Had the former PC leader simply kept his head down, rallied his supporters in Simcoe North, secured his riding nomination, stayed neutral in the leadership race and defended his name through appropriate channels he likely would have found himself in very different circumstances.

Often the right decisions are the most difficult to make.

The decision by the Ontario Progressive Conservative party to let Patrick Brown enter the leadership contest was the right one.

The decision preserved the democratic legitimacy of the race. At the same time, however, it may have jeopardized the party’s future and its electoral viability.

Patrick Brown, whether we like it or not, is entitled to run.

If he had been prevented from running, he would have had what the lawyers call “a triable case” against the party; one that would have resulted in an unmitigated disaster. It would have delayed the leadership vote, enraged active Brown supporters and been, overall, a huge distraction.

But in the end, it really doesn’t matter. The decision doesn’t vindicate Brown. It doesn’t clear his tarnished name.

In fact, it exposes Brown to irreversible reputational damage. This time, if he loses, he won’t be able to blame the party elite or CTV News. His own party members will be the authors of his fall.

And a hard fall it will be.

After the initial shock of the news began to fade, many people seemed to feel the party and the media had mistreated Brown. Many believed he had not been afforded due process and this was unfair; that too many had run too quickly to the exits.

As a result, many believed he should be given a chance to clear his name.

However, clearing his name does not involve running to lead his party and the province.

As a consequence, many people who were once sympathetic do not feel the same way today. Attacks on Brown have only strengthened since he made the strategically poor decision to enter the leadership race. Now, in addition to allegations of sexual misconduct, you can add allegations of fraud and bribery to the list of potential improprieties.

To make matters worse, on Thursday it was reported by this newspaper that the independent watchdog that oversees MPP finances is now investigating why Brown has not declared rental income on his home in Shanty Bay.

People are starting to see that perhaps the party and CTV News had it right after all.

Strategically, Brown’s decision to run for leader is lose-lose. Win the leadership and likely get pummeled by the Liberals. Lose the leadership and say goodbye to politics forever.

The vindication story could have gone very differently.

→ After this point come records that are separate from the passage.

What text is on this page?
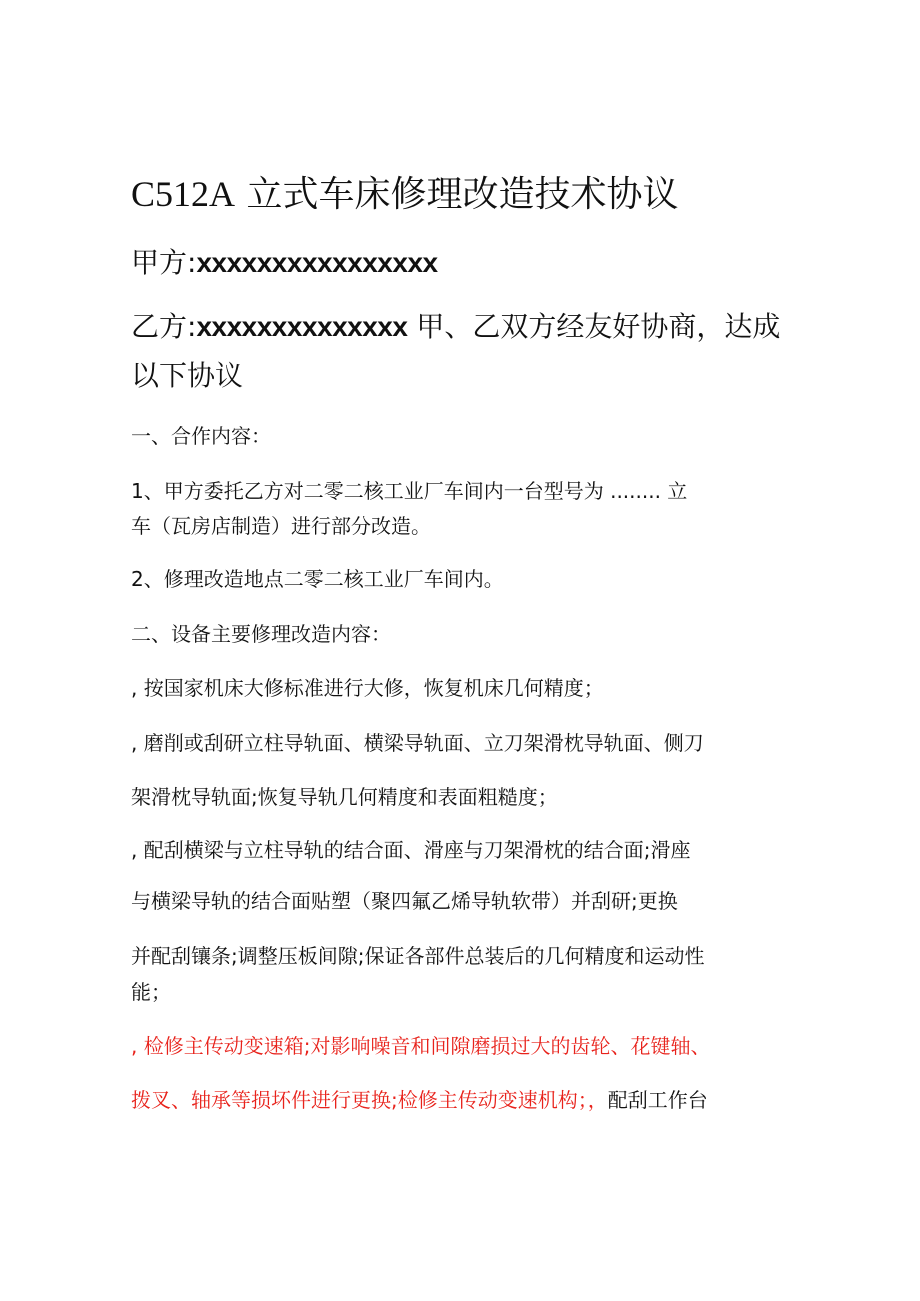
C512A 立式车床修理改造技术协议

甲方:xxxxxxxxxxxxxxxx

乙方:xxxxxxxxxxxxxx 甲、乙双方经友好协商，达成

以下协议

一、合作内容：

1、甲方委托乙方对二零二核工业厂车间内一台型号为 ........ 立

车（瓦房店制造）进行部分改造。

2、修理改造地点二零二核工业厂车间内。

二、设备主要修理改造内容：

, 按国家机床大修标准进行大修，恢复机床几何精度；

, 磨削或刮研立柱导轨面、横梁导轨面、立刀架滑枕导轨面、侧刀

架滑枕导轨面;恢复导轨几何精度和表面粗糙度；

, 配刮横梁与立柱导轨的结合面、滑座与刀架滑枕的结合面;滑座

与横梁导轨的结合面贴塑（聚四氟乙烯导轨软带）并刮研;更换

并配刮镶条;调整压板间隙;保证各部件总装后的几何精度和运动性

能；

, 检修主传动变速箱;对影响噪音和间隙磨损过大的齿轮、花键轴、

拨叉、轴承等损坏件进行更换;检修主传动变速机构；，配刮工作台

It started well. First, Brown’s repudiation of the CTV News allegations in the National Post and on his personal social-media channels was a public-relations success. It highlighted discrepancies and weaknesses in the reporting, as well as conflicts of interest. It highlighted the risks of the lack of due process.

The result? Fellow leadership contenders publicly stated that if Brown were to clear his name, presumably in a court of law, they would allow him to run in his Barrie riding under the party banner in the coming election.

All this changed after his leadership announcement.

Had Brown simply kept his head down, rallied his supporters, secured his riding nomination, stayed neutral in the leadership race and defended his name through appropriate channels, he likely would have found himself in very different circumstances.

Brown is well-liked in Barrie. Re-election and a cleared name would have turbocharged his way to a recovered reputation.

Unfortunately, it seems ego got the better of him.

If he doesn’t win the leadership, which he most likely will not, the eventual leader of the party will owe him nothing and offers to let him run under the party banner will likely vanish.

In short, he will have squandered not only his second chance but his last chance.

Brown is a career politician. In Canada, politicians – especially provincial politicians – have a notoriously difficult time finding work after holding public office. Brown’s tarnished reputation won’t make things easier.

Brown’s entrance into the PC leadership race is not a strategy for vindication. Rather, it is a one-way ticket into the purgatory of reputational damage; a purgatory where once in, there is no way out.

Jaime Watt is the executive chairman of Navigator Ltd. and a Conservative strategist.